Today, I attended the wedding of a friend.
I don’t usually attend weddings (or any social function, for that matter) and once again, I was reminded as to why.
It all started well and good. We went there, congratulated the bride and had some amazing food. Afterwards, we sat in the auditorium, too full to move. I let my eyes wander, and that’s when I noticed it.
All the girls around me were beautiful. They were all decked up in their traditional finery, bejeweled and wearing makeup like pros. They looked elegant and sophisticated, like all ladies of my age are supposed to look.
And then there was me. I already look (and act) like a ten-year-old and since I am almost always in t-shirts and jeans, I looked as out-of-place in the traditional garb as a penguin on a highway (I probably walked like one too). I consider wearing eyeliner my biggest achievement as far as makeup is concerned. And I’d always been strangely at-ease with the whole ‘untidy-no effort’ thing I’ve been going with. Until now.
Now, when I looked around at my peers and saw their level I felt more like a kid than ever. It was almost like they’d all attended a class on ‘Growing up’ together and I’d not known about it. I felt like I’ve been left behind even in my own generation.
It became worse when I ran into a girl who’d used to bully me in the past and she looked utterly radiant. I kept thinking ‘Damn, I hate your guts but you look fantastic.’
This is why I don’t do Indian weddings.
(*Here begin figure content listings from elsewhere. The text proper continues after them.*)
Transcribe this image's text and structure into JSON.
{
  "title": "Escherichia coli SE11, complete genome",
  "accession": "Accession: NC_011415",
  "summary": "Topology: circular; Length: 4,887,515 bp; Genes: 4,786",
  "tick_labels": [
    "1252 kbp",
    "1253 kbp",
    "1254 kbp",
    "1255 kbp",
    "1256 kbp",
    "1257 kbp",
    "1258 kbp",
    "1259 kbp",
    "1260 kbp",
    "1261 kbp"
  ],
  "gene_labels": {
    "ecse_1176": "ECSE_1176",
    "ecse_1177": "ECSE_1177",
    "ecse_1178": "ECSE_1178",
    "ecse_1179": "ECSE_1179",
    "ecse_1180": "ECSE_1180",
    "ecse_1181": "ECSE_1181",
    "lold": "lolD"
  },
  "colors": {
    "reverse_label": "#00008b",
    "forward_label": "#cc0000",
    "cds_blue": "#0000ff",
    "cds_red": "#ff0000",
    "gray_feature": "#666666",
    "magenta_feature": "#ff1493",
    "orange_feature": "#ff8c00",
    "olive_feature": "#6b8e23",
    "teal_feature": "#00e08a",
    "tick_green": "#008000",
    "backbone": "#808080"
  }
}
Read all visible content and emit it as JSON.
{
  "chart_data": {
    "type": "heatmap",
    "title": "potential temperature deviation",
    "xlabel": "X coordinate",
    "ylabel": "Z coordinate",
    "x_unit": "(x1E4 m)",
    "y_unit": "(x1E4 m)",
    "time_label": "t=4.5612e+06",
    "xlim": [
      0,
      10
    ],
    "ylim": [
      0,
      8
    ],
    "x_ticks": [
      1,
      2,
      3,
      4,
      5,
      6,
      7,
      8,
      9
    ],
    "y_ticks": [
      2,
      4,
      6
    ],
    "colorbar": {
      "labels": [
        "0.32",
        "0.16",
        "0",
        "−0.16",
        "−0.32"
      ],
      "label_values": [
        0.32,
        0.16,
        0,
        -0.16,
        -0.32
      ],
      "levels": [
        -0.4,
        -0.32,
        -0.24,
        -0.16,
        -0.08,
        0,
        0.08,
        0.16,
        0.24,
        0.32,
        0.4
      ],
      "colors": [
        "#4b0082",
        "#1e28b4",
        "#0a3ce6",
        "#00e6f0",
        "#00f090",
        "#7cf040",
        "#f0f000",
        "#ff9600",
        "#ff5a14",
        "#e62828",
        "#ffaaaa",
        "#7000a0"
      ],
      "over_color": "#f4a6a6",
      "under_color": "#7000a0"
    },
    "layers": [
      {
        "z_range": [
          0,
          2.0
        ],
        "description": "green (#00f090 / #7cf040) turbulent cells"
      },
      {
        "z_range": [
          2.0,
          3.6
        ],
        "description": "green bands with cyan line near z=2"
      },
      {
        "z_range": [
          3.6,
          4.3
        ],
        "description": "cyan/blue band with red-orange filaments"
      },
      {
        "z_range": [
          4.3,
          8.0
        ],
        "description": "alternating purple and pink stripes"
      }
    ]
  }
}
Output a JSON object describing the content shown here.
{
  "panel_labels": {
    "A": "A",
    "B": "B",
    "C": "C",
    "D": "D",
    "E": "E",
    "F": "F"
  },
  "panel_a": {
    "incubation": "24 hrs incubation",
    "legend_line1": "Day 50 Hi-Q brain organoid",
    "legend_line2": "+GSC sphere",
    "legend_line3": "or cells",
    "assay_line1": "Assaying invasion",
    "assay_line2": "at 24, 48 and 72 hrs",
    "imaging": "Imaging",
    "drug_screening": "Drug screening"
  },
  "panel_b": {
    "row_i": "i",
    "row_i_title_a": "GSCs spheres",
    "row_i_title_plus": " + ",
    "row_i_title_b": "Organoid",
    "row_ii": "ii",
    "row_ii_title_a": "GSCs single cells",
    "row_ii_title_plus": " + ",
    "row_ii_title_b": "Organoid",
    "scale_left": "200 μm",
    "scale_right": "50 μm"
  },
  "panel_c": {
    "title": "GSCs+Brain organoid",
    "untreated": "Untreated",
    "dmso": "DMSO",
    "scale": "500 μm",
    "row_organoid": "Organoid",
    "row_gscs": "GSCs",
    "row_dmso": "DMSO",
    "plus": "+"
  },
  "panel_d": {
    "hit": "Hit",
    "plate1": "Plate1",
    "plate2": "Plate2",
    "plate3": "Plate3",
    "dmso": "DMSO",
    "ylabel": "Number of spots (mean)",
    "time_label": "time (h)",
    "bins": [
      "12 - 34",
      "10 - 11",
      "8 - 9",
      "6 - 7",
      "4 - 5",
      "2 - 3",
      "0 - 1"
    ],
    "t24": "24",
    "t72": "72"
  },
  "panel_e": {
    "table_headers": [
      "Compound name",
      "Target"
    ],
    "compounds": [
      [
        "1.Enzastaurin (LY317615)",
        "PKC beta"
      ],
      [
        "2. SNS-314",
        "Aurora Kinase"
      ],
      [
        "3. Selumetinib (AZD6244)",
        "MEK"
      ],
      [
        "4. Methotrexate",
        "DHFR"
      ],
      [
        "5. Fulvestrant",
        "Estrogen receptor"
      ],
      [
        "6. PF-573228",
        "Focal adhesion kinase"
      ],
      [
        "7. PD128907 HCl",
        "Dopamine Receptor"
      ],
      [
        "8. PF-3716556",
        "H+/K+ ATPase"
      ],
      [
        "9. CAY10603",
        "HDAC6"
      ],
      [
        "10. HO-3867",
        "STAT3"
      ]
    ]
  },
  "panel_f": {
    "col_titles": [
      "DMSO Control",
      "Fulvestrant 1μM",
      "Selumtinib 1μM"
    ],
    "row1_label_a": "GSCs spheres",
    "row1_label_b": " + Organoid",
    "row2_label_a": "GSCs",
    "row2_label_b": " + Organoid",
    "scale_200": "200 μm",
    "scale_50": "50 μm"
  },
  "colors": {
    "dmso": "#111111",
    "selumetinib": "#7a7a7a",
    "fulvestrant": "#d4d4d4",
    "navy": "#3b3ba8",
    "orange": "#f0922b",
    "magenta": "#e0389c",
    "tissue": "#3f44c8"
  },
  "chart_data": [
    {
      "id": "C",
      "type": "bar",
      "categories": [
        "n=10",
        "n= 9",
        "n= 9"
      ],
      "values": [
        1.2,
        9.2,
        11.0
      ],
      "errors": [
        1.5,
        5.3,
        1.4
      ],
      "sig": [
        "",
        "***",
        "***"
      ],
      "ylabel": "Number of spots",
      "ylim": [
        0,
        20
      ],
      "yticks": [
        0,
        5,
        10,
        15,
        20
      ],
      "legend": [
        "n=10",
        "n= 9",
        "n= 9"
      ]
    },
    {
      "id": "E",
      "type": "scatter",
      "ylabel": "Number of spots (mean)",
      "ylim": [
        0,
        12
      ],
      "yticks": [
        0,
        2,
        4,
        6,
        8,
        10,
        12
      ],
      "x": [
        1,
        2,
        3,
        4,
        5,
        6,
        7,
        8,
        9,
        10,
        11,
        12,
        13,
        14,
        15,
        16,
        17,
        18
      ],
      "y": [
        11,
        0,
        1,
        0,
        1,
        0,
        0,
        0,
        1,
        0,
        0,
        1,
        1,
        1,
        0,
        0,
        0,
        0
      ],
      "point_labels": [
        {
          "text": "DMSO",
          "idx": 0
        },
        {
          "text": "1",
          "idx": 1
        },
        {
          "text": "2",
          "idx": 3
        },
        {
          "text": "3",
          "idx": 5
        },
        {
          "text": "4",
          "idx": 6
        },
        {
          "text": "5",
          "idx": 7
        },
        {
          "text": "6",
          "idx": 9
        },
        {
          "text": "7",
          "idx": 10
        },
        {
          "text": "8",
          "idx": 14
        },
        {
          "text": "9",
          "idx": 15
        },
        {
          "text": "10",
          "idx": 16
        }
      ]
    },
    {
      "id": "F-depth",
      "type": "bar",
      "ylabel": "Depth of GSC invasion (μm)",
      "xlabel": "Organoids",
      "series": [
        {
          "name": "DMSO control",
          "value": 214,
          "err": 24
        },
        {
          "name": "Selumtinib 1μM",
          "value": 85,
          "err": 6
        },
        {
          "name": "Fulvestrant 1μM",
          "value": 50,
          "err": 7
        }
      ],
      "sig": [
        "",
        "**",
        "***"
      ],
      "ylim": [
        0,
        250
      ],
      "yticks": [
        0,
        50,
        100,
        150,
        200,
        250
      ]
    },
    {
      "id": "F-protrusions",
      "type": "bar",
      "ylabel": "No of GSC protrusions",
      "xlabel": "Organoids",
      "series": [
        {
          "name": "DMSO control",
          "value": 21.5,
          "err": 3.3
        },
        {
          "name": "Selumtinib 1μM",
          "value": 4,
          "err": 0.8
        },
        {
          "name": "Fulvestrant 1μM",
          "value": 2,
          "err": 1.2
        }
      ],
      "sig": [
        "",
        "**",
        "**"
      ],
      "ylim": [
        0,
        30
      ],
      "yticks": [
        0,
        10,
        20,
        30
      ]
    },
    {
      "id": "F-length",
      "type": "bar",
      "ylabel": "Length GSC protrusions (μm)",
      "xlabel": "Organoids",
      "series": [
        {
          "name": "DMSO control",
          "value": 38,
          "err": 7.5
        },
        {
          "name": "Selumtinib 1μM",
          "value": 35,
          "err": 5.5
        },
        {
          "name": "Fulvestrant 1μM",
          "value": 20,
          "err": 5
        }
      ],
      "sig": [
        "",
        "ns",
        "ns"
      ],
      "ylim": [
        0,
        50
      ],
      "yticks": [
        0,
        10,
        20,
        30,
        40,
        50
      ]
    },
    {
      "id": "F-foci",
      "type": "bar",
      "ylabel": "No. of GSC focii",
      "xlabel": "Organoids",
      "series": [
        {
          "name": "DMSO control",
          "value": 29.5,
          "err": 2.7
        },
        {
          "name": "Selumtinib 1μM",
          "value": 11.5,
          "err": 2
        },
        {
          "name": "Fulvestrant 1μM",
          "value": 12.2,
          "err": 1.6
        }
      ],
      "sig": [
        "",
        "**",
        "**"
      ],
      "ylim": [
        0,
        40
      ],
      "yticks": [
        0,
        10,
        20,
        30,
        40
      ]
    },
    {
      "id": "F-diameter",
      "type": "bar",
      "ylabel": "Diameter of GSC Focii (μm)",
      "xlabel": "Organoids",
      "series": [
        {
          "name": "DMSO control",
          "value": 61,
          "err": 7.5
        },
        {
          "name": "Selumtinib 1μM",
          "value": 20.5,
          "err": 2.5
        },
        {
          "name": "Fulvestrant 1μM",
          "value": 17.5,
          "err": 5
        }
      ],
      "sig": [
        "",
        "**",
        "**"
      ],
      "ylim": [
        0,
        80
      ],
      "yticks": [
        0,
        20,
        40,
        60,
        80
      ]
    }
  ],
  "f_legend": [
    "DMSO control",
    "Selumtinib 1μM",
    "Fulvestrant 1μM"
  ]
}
They are like a huge stage for every girl to show off her ability at looking as close as possible to a magazine model- something I know I can never aspire to. My rag-tag group of friends become pseudo-Bollywood stars overnight. People can talk all they want about ‘inner-beauty’ and stuff like that, but it is of no concern as far as weddings go. People seldom hide their contempt at seeing such a plain girl in their midst.
I admire the girls who can pull off the look that is expected from them because I can’t even imagine the amount of thought and action that they would’ve put into it. But people seem to forget about the dandelions in the presence of roses.
My family is forever chastising me for being tomboyish and crude. It has never bothered me. For a ‘happy’ social function to have a bigger effect on me than my own family…… That by itself gives an idea about how stressful Indian weddings are.
Don’t get me wrong. The food is great, being there for your friends is even greater but being judged from all corners makes it not worth the effort.